VALTER DOS SANTOS, brasileiro, casado, titular da cédula de identidade RG nº 00.000.000-0, inscrita no CPF/MF sob o nº 000.000.000-00, domiciliado nesta cidade, onde reside na Rua ...., 179 - Parque das Laranjeiras, CEP 00000-000, Sorocaba/SP, por seus advogados infra-assinados, (mandato incluso), vem, respeitosamente à presença de Vossa Excelência, propor a presente

 

AÇÃO PREVIDENCIÁRIA de CONCESSÃO DE AUXÍLIO-DOENÇA C.C. PEDIDO DE TUTELA ANTECIPADA

 

em face do Instituto Nacional de Seguridade Social – INSS, com sede nesta cidade de Sorocaba, Rua Dr.
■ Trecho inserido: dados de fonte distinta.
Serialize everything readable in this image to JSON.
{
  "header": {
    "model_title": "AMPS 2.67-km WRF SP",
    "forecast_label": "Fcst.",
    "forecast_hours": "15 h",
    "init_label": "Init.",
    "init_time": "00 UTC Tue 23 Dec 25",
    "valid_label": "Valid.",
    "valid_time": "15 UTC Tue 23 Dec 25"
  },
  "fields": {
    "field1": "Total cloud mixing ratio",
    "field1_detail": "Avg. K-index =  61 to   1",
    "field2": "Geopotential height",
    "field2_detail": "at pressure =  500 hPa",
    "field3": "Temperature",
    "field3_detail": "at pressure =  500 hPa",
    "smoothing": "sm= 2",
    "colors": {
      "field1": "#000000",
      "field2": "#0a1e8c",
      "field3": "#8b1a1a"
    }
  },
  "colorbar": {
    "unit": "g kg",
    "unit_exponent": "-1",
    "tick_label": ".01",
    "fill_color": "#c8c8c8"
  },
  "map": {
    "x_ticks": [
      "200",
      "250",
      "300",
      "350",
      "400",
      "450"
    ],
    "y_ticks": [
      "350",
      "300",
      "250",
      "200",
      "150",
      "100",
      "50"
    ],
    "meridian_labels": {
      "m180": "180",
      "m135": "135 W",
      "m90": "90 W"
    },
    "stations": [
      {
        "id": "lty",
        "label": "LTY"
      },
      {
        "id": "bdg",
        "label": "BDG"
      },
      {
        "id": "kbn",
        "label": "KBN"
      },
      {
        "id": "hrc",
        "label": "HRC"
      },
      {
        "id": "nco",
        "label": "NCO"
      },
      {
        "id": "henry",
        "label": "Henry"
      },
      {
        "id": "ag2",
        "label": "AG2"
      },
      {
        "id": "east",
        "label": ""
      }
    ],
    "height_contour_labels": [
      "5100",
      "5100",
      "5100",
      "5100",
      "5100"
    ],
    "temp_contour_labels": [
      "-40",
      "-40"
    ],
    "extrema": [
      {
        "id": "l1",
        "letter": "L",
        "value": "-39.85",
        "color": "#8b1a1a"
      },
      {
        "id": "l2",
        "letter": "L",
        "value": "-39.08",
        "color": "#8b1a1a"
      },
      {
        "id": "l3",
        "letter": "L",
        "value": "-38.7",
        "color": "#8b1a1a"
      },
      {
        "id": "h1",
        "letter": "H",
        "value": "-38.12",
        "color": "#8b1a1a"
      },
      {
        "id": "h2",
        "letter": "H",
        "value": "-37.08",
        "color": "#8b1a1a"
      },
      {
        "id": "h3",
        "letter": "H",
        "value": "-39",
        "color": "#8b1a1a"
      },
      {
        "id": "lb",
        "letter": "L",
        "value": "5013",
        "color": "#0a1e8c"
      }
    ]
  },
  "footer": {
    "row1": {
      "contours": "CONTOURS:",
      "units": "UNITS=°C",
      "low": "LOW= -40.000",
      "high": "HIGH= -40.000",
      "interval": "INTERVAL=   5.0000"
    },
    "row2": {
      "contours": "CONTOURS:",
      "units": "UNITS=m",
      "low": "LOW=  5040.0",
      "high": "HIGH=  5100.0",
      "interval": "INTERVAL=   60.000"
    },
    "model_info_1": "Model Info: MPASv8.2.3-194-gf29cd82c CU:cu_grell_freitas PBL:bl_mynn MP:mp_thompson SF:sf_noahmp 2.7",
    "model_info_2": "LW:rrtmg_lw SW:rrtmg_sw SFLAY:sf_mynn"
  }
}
Nogueira Martins, nº 145, Bairro Centro, CEP 18035-257, na pessoa de seu representante legal, pelos fatos e fundamentos de direito a seguir expostos:

 

I - DOS FATOS

A autora sofre de Lúpus eritematoso disseminado [sistêmico] não especificado (C.I.D.: M329) e Lúpus eritematoso disseminado [sistêmico] com comprometimento de outros órgãos e sistemas (C.I.D.: M321), desde 06/06/2013, o que a torna incapaz de desenvolver as atividades laborativas habitualmente desenvolvidas.

 

Na mesma data acima quando fora diagnosticada a doença por profissionais do Sistema Único de Saúde – SUS, a autora passou a realizar tratamento médico, não tendo, contudo, readquirido sua capacidade laborativa, em que pesem seus esforços e dedicação para se recuperar.

 

Pela oportunidade da perícia médica realizada em 29/10/2015, os médicos do instituto réu entenderam que a autora está apta para desenvolver suas atividades laborativas, tendo sido indeferido o requerimento da autora.

 

A autora realiza tratamento médico que consiste em tratamento ortopédico devido a Coxartrose (artrose do quadril) aguardado prótese total de quadril, sendo de difícil recuperação e demasiadamente demorado, não tendo, até o momento, permitido à autora melhora capaz de reabilitá-la para o trabalho.

 

Assim, a autora necessita da proteção previdenciária, uma vez que continua sofrendo das limitações impostas pela doença/lesão, que a tornam incapaz para o trabalho.

 

Como consequência da manutenção do quadro médico da autora, afigura-se este como detentora do direito ao benefício de auxílio-doença, já que não possui condições de desempenhar atividades laborativas e consequentemente não possui outros meios de manter a sua própria subsistência e de sua família.

 

Por essa razão, cabe ressaltar que a autora é segurada da previdência social e preenche todos os requisitos de carência e qualidade de segurado, configurando-se assim a situação em que vive a autora em um verdadeiro absurdo, uma vez que deveria estar neste momento sobre a proteção previdenciária e não dependendo da ajuda de terceiros para manter a si e a sua família.

 

II - DOS FUNDAMENTOS

Os benefícios previdenciários destinados a assegurar a cobertura de eventos causadores de doenças, lesões ou invalidez, encontram-se previstos na Lei nº. 8.213, de 24 de julho de 1991, nos arts. 42 e 59, respectivamente, dependendo da caracterização da incapacidade ser temporária ou definitiva caracterização de um ou de outro.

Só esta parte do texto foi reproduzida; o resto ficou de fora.